This the first piece I wrote at the 2010 Clinton Global Initiative in New York City. Having missed the opening day of what was a busy week full of high-level climate talks, I had to rely on the reporting of other journalists. However, even with that handicap, I picked up on one of the (problematic) themes for the coming week: The supposed power of business to fix the climate problem.
Yesterday marked the official beginning of UN Week in New York City. This flurry of high-level diplomatic meetings will culminate in the two-day UN General Assembly, which gets under way Thursday. International leaders are using the gathering to try and kick-start the stalled climate negotiations. At the same time, innovative businesses and nonprofits are meeting around town to consider other approaches to the climate challenge. On Monday, the moods of the the dueling gatherings could not have been more different.

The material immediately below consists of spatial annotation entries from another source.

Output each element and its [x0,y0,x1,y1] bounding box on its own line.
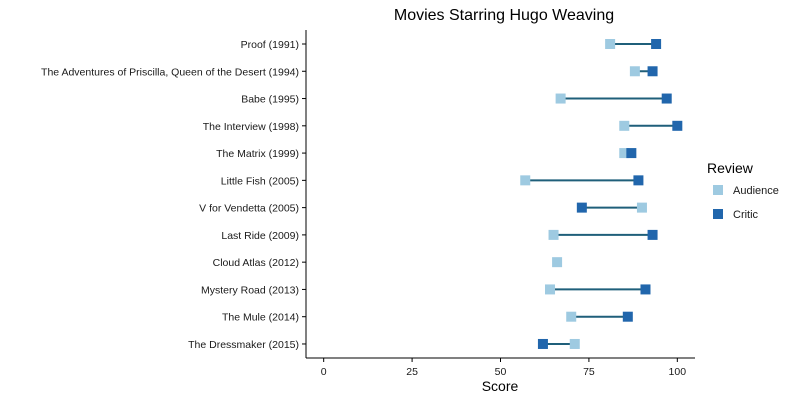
critic-point [661,93,672,104]
critic-point [647,229,658,240]
x-tick-label: 25 [406,366,418,378]
critic-point [576,202,587,213]
critic-point [537,338,548,349]
audience-point [545,284,556,295]
y-tick-label: Babe (1995) [241,94,299,106]
audience-point [566,311,577,322]
audience-point [619,148,630,159]
critic-point [633,175,644,186]
audience-point [520,175,531,186]
audience-point [636,202,647,213]
audience-point [552,257,563,268]
y-tick-label: Little Fish (2005) [221,175,299,187]
audience-point [619,120,630,131]
critic-point [647,66,658,77]
y-tick-label: Mystery Road (2013) [201,284,299,296]
critic-point [651,39,662,49]
y-tick-label: V for Vendetta (2005) [199,203,299,215]
y-tick-label: The Dressmaker (2015) [188,339,299,351]
chart-title: Movies Starring Hugo Weaving [394,7,614,24]
legend: Review Audience Critic [707,160,779,221]
legend-label: Audience [733,185,779,197]
critic-point [626,148,637,159]
x-tick-label: 50 [495,366,507,378]
x-tick-label: 100 [669,366,687,378]
plot-area [520,39,683,349]
y-tick-label: Last Ride (2009) [221,230,299,242]
audience-point [548,229,559,240]
x-axis: 0 25 50 75 100 [321,358,686,378]
y-tick-label: The Mule (2014) [222,312,299,324]
audience-point [605,39,616,49]
audience-point [555,93,566,104]
critic-point [622,311,633,322]
legend-swatch-audience [713,185,723,195]
critic-point [640,284,651,295]
audience-point [569,338,580,349]
y-tick-label: The Adventures of Priscilla, Queen of th… [41,66,299,78]
y-axis: Proof (1991) The Adventures of Priscilla,… [41,39,306,351]
y-tick-label: The Interview (1998) [203,121,299,133]
y-tick-label: Proof (1991) [241,39,299,51]
x-tick-label: 0 [321,366,327,378]
y-tick-label: The Matrix (1999) [216,148,299,160]
critic-point [672,120,683,131]
audience-point [629,66,640,77]
legend-swatch-critic [713,209,723,219]
legend-label: Critic [733,209,759,221]
y-tick-label: Cloud Atlas (2012) [213,257,299,269]
x-tick-label: 75 [583,366,595,378]
legend-title: Review [707,160,754,176]
x-axis-title: Score [482,378,519,394]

The first day of the Major Economies Forum on Climate and Energy was a sobering attempt by governments to lower the expectations for coordinated climate action. The two-day meeting is bringing together climate negotiators from 17 nations that are responsible for 80 percent of global greenhouse gas emissions. “Clearly now the focus is on post-Cancun,” the Indian environmental minister Jairam Ramesh said, referring to the year-end climate summit in Mexico. “We recognize that there is no breakthrough possible in Cancun but let’s now try to cut our losses and see what we can do after Cancun,” Ramesh said.
Business leaders were much more upbeat about the role the private sector can play in reducing climate change.